Under pressure to step down following his comments suggesting immodestly dressed women invite sexual assault, Australia's leading Muslim cleric did nothing to ease simmering tensions on Friday.
After emerging from prayers at Sydney's Lakemba Mosque surrounded by dozens of followers, Sheik Alhilali was asked by a media pack whether he would quit.
"After we clean the world of the White House first," the sheik said before being ushered into a waiting car.
His supporters cheered and applauded loudly at the salvo aimed squarely at US President George W Bush and indirectly at Prime Minister John Howard.
The sheik has previously described Mr Bush, Mr Howard and UK Prime Minister Tony Blair as the "axis of evil" and has been accused of applauding suicide bombers in the past.
Mr Howard would not comment on the sheik's White House barb, but had earlier warned that the Muslim leader's actions could cause a lasting backlash against Muslims, a fear echoed by many Islamic groups.
"What I am saying to the Islamic community is this: if they do not resolve this matter, it could do lasting damage to the perceptions of that community within the broader Australian community'," Mr Howard told Southern Cross radio.
Sheik Alhilali is to take a break from preaching in the wake of the controversy, which has attracted international media coverage.
But the Lebanese Muslim Association (LMA) also fears a split in the Islamic community and has told the sheik to tone his comments down in future.
LMA president Tom Zreika believes the sheik is "arming" sections of the broader Australian community for further animosity toward Muslims.
"The mufti is providing ammunition for that," Mr Zreika said.

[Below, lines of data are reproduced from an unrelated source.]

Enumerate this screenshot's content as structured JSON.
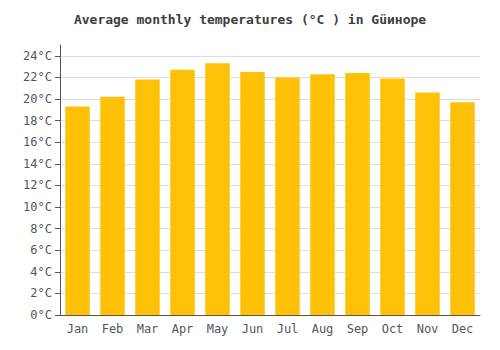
{
  "chart_data": {
    "type": "bar",
    "title": "Average monthly temperatures (°C ) in Güинope",
    "categories": [
      "Jan",
      "Feb",
      "Mar",
      "Apr",
      "May",
      "Jun",
      "Jul",
      "Aug",
      "Sep",
      "Oct",
      "Nov",
      "Dec"
    ],
    "values": [
      19.3,
      20.2,
      21.8,
      22.7,
      23.3,
      22.5,
      22.0,
      22.3,
      22.4,
      21.9,
      20.6,
      19.7
    ],
    "color": "#FFC107",
    "ylim": [
      0,
      25
    ],
    "yticks": [
      {
        "value": 0,
        "label": "0°C"
      },
      {
        "value": 2,
        "label": "2°C"
      },
      {
        "value": 4,
        "label": "4°C"
      },
      {
        "value": 6,
        "label": "6°C"
      },
      {
        "value": 8,
        "label": "8°C"
      },
      {
        "value": 10,
        "label": "10°C"
      },
      {
        "value": 12,
        "label": "12°C"
      },
      {
        "value": 14,
        "label": "14°C"
      },
      {
        "value": 16,
        "label": "16°C"
      },
      {
        "value": 18,
        "label": "18°C"
      },
      {
        "value": 20,
        "label": "20°C"
      },
      {
        "value": 22,
        "label": "22°C"
      },
      {
        "value": 24,
        "label": "24°C"
      }
    ],
    "grid": true
  }
}
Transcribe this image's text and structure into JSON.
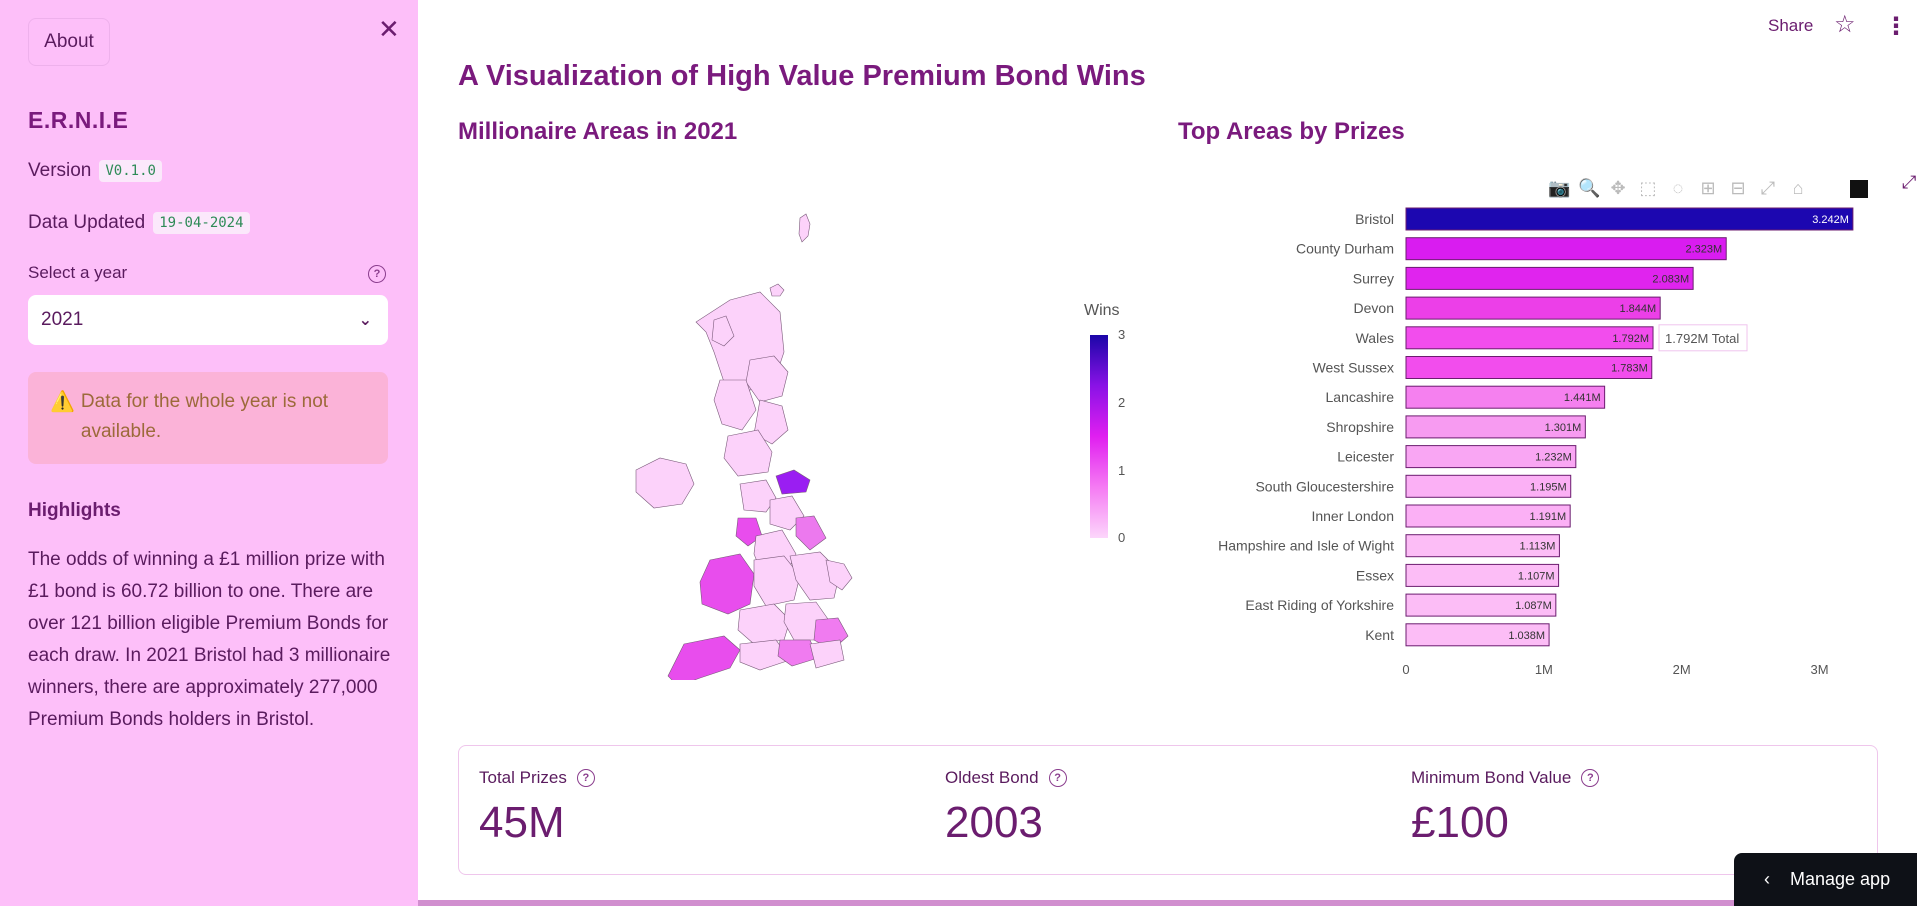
{
  "sidebar": {
    "about_label": "About",
    "close_icon": "close-icon",
    "app_name": "E.R.N.I.E",
    "version_label": "Version",
    "version_value": "V0.1.0",
    "updated_label": "Data Updated",
    "updated_value": "19-04-2024",
    "select_label": "Select a year",
    "select_value": "2021",
    "warning_icon": "⚠️",
    "warning_text": "Data for the whole year is not available.",
    "highlights_title": "Highlights",
    "highlights_text": "The odds of winning a £1 million prize with £1 bond is 60.72 billion to one. There are over 121 billion eligible Premium Bonds for each draw. In 2021 Bristol had 3 millionaire winners, there are approximately 277,000 Premium Bonds holders in Bristol."
  },
  "topbar": {
    "share_label": "Share"
  },
  "main": {
    "page_title": "A Visualization of High Value Premium Bond Wins",
    "map_title": "Millionaire Areas in 2021",
    "bar_title": "Top Areas by Prizes",
    "colorbar_title": "Wins",
    "colorbar_ticks": [
      "3",
      "2",
      "1",
      "0"
    ]
  },
  "chart_data": [
    {
      "type": "bar",
      "orientation": "horizontal",
      "categories": [
        "Bristol",
        "County Durham",
        "Surrey",
        "Devon",
        "Wales",
        "West Sussex",
        "Lancashire",
        "Shropshire",
        "Leicester",
        "South Gloucestershire",
        "Inner London",
        "Hampshire and Isle of Wight",
        "Essex",
        "East Riding of Yorkshire",
        "Kent"
      ],
      "values": [
        3.242,
        2.323,
        2.083,
        1.844,
        1.792,
        1.783,
        1.441,
        1.301,
        1.232,
        1.195,
        1.191,
        1.113,
        1.107,
        1.087,
        1.038
      ],
      "value_labels": [
        "3.242M",
        "2.323M",
        "2.083M",
        "1.844M",
        "1.792M",
        "1.783M",
        "1.441M",
        "1.301M",
        "1.232M",
        "1.195M",
        "1.191M",
        "1.113M",
        "1.107M",
        "1.087M",
        "1.038M"
      ],
      "x_ticks": [
        "0",
        "1M",
        "2M",
        "3M"
      ],
      "xlim": [
        0,
        3.25
      ],
      "hover_label": "1.792M Total",
      "hover_index": 4,
      "colors": [
        "#1c07b0",
        "#d91cf0",
        "#e024ee",
        "#ec3fe8",
        "#f24ded",
        "#f24ded",
        "#f580ef",
        "#f79bf1",
        "#f9a6f3",
        "#fbb0f5",
        "#fbb0f5",
        "#fcbdf6",
        "#fcbdf6",
        "#fcbdf6",
        "#fcbdf6"
      ]
    }
  ],
  "metrics": [
    {
      "label": "Total Prizes",
      "value": "45M"
    },
    {
      "label": "Oldest Bond",
      "value": "2003"
    },
    {
      "label": "Minimum Bond Value",
      "value": "£100"
    }
  ],
  "manage_app_label": "Manage app"
}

"His comments aren't helping.
"We've got to watch the way we're arming everybody to attack us.
"Not in the near future, but it harbours ill-feeling toward another group.
"He said he would do his best (to tone his comments down). He's got to be able to be more eloquent in his speech."
Mr Zreika said many of his association's members were embarrassed by the mufti's comments, made in a sermon last month, and said he was not speaking for all Muslims.
The board of the LMA, which runs Lakemba Mosque where the sheik preaches, met with him on Thursday night and decided not to take any action against him.
Some of the 15 board members supported the sheik's opinion while others called from him to retract the comments.
Other Muslim figures want the sheik to stand down over the sermon, in which he also said women were to blame for adultery in 90 per cent of cases.
Mr Zreika said the LMA will review Sheik Alhilali's position at the mosque when he returns from holiday.
Supporter and president of the Islamic Friendship Association of Australia, Keysar Trad, says while the sheik will not resign, he is taking a break for several months, which will include a pilgrimage to Mecca.
Sheik Alhilali did not deliver his usual sermon as several thousand Muslims attended prayers at Lakemba Mosque on Friday, with British Imam Abdul Jalil Sajid speaking on his behalf.
But he was assured by followers at Lakemba that he has the full backing of grass-roots Muslims.
"We're certainly not going to pass judgment on the basis of one comment in which we know his intentions were completely different," Mr Trad said.
"The grass roots are behind him."
Mr Trad said the sheik's comments were misrepresented and he has been upset by the reaction.
Federal Sex Discrimination Commissioner Pru Goward says everyone always claims to have been taken out of context when caught.
"It is not good enough just to say he will be silent for three months," she said.